Coming Up ACEs: Decoding the AI Technology That’s Enhancing Games With Realistic Digital Humans

Editor’s note: This post is part of the AI Decoded series, which demystifies AI by making the technology more accessible, and which showcases new hardware, software, tools and accelerations for RTX PC users.

Digital characters are leveling up.

Non-playable characters often play a crucial role in video game storytelling, but since they’re usually designed with a fixed purpose, they can get repetitive and boring — especially in vast worlds where there are thousands.

Thanks in part to incredible advances in visual computing like ray tracing and DLSS, video games are more immersive and realistic than ever, making dry encounters with NPCs especially jarring.

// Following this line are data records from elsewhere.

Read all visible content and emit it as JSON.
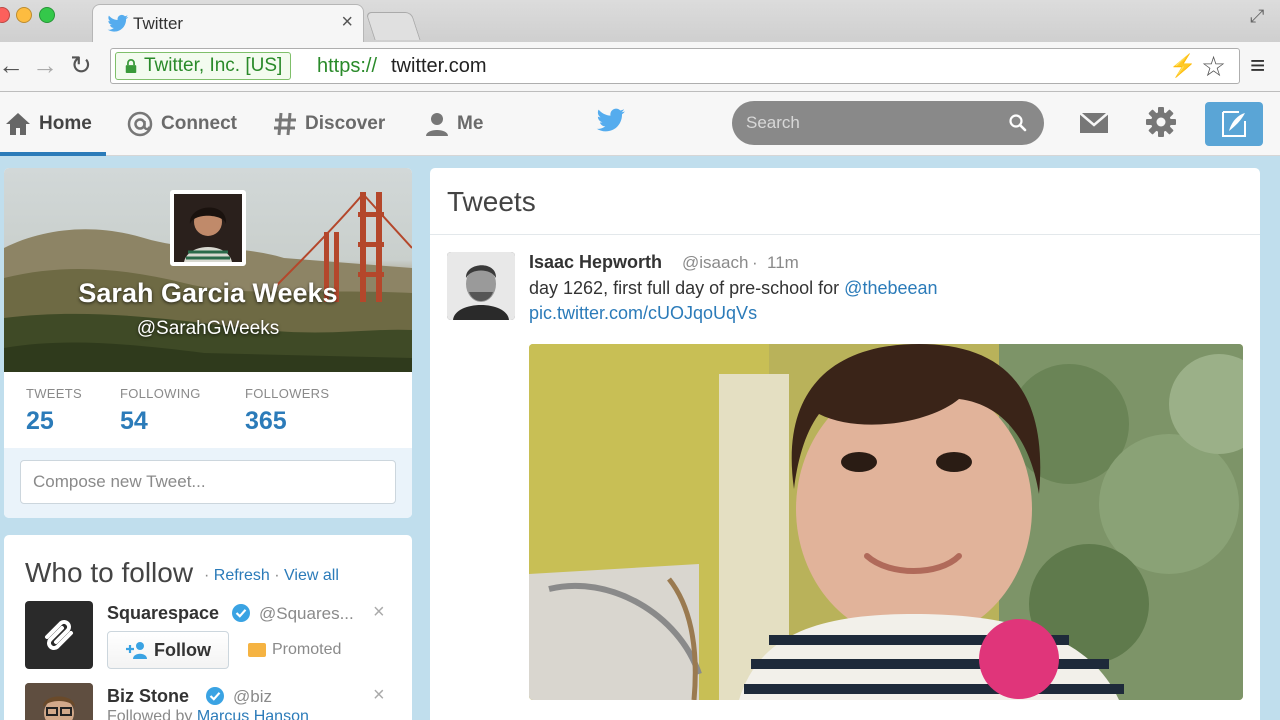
{
  "browser": {
    "tab_title": "Twitter",
    "ev_label": "Twitter, Inc. [US]",
    "url_scheme": "https://",
    "url_host": "twitter.com"
  },
  "nav": {
    "home": "Home",
    "connect": "Connect",
    "discover": "Discover",
    "me": "Me",
    "search_placeholder": "Search"
  },
  "profile": {
    "name": "Sarah Garcia Weeks",
    "handle": "@SarahGWeeks",
    "stats": [
      {
        "label": "TWEETS",
        "value": "25"
      },
      {
        "label": "FOLLOWING",
        "value": "54"
      },
      {
        "label": "FOLLOWERS",
        "value": "365"
      }
    ],
    "compose_placeholder": "Compose new Tweet..."
  },
  "who_to_follow": {
    "title": "Who to follow",
    "sep1": "·",
    "refresh": "Refresh",
    "sep2": "·",
    "view_all": "View all",
    "suggestions": [
      {
        "name": "Squarespace",
        "handle": "@Squares...",
        "follow_label": "Follow",
        "promoted_label": "Promoted"
      },
      {
        "name": "Biz Stone",
        "handle": "@biz",
        "followed_by_prefix": "Followed by",
        "followed_by_name": "Marcus Hanson"
      }
    ]
  },
  "timeline": {
    "title": "Tweets",
    "tweet": {
      "name": "Isaac Hepworth",
      "handle": "@isaach",
      "sep": "·",
      "time": "11m",
      "text": "day 1262, first full day of pre-school for ",
      "mention": "@thebeean",
      "link": "pic.twitter.com/cUOJqoUqVs"
    }
  },
  "colors": {
    "link": "#2b7bb9",
    "accent": "#5aa5d6",
    "page_bg": "#c0deed"
  }
}
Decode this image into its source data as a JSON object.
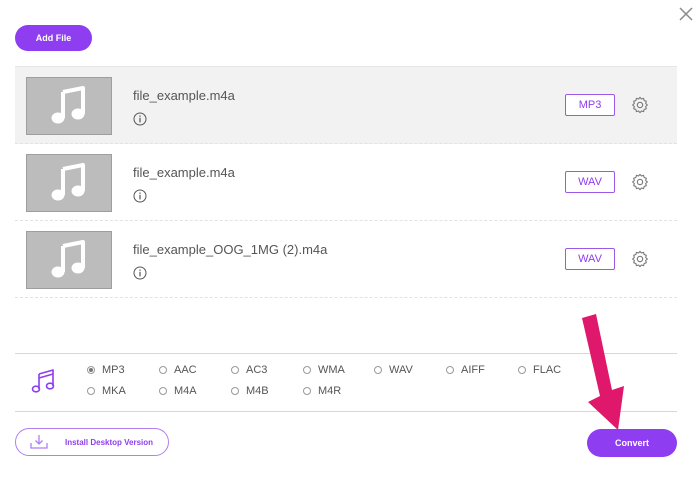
{
  "header": {
    "add_file_label": "Add File",
    "close_icon": "close-x-icon"
  },
  "files": [
    {
      "name": "file_example.m4a",
      "format": "MP3",
      "selected": true
    },
    {
      "name": "file_example.m4a",
      "format": "WAV",
      "selected": false
    },
    {
      "name": "file_example_OOG_1MG (2).m4a",
      "format": "WAV",
      "selected": false
    }
  ],
  "format_panel": {
    "icon": "music-note-icon",
    "options": [
      {
        "label": "MP3",
        "checked": true
      },
      {
        "label": "AAC",
        "checked": false
      },
      {
        "label": "AC3",
        "checked": false
      },
      {
        "label": "WMA",
        "checked": false
      },
      {
        "label": "WAV",
        "checked": false
      },
      {
        "label": "AIFF",
        "checked": false
      },
      {
        "label": "FLAC",
        "checked": false
      },
      {
        "label": "MKA",
        "checked": false
      },
      {
        "label": "M4A",
        "checked": false
      },
      {
        "label": "M4B",
        "checked": false
      },
      {
        "label": "M4R",
        "checked": false
      }
    ]
  },
  "footer": {
    "install_label": "Install Desktop Version",
    "convert_label": "Convert"
  },
  "colors": {
    "accent": "#8e3df0",
    "annotation_arrow": "#e0186c"
  }
}
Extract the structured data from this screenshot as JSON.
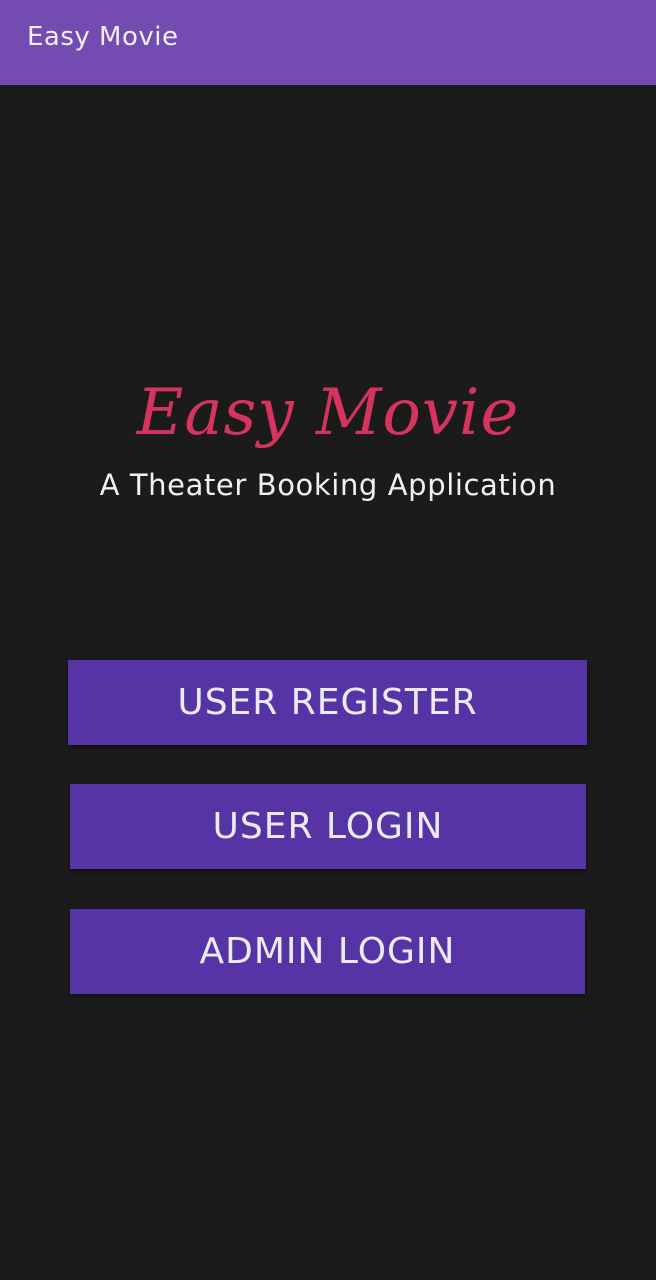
{
  "app_bar": {
    "title": "Easy Movie"
  },
  "hero": {
    "title": "Easy Movie",
    "subtitle": "A Theater Booking Application"
  },
  "buttons": {
    "register": "USER REGISTER",
    "user_login": "USER LOGIN",
    "admin_login": "ADMIN LOGIN"
  },
  "colors": {
    "app_bar": "#744bb1",
    "background": "#1b1b1b",
    "accent": "#d7335f",
    "button": "#5734a6",
    "button_text": "#ecebf3"
  }
}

Earlier this year, production microservices for the NVIDIA Avatar Cloud Engine launched, giving game developers and digital creators an ace up their sleeve when it comes to making lifelike NPCs. ACE microservices allow developers to integrate state-of-the-art generative AI models into digital avatars in games and applications. With ACE microservices, NPCs can dynamically interact and converse with players in-game and in real time.

Leading game developers, studios and startups are already incorporating ACE into their titles, bringing new levels of personality and engagement to NPCs and digital humans.

Bring Avatars to Life With NVIDIA ACE

The process of creating NPCs starts with providing them a backstory and purpose, which helps guide the narrative and ensures contextually relevant dialogue. Then, ACE subcomponents work together to build avatar interactivity and enhance responsiveness.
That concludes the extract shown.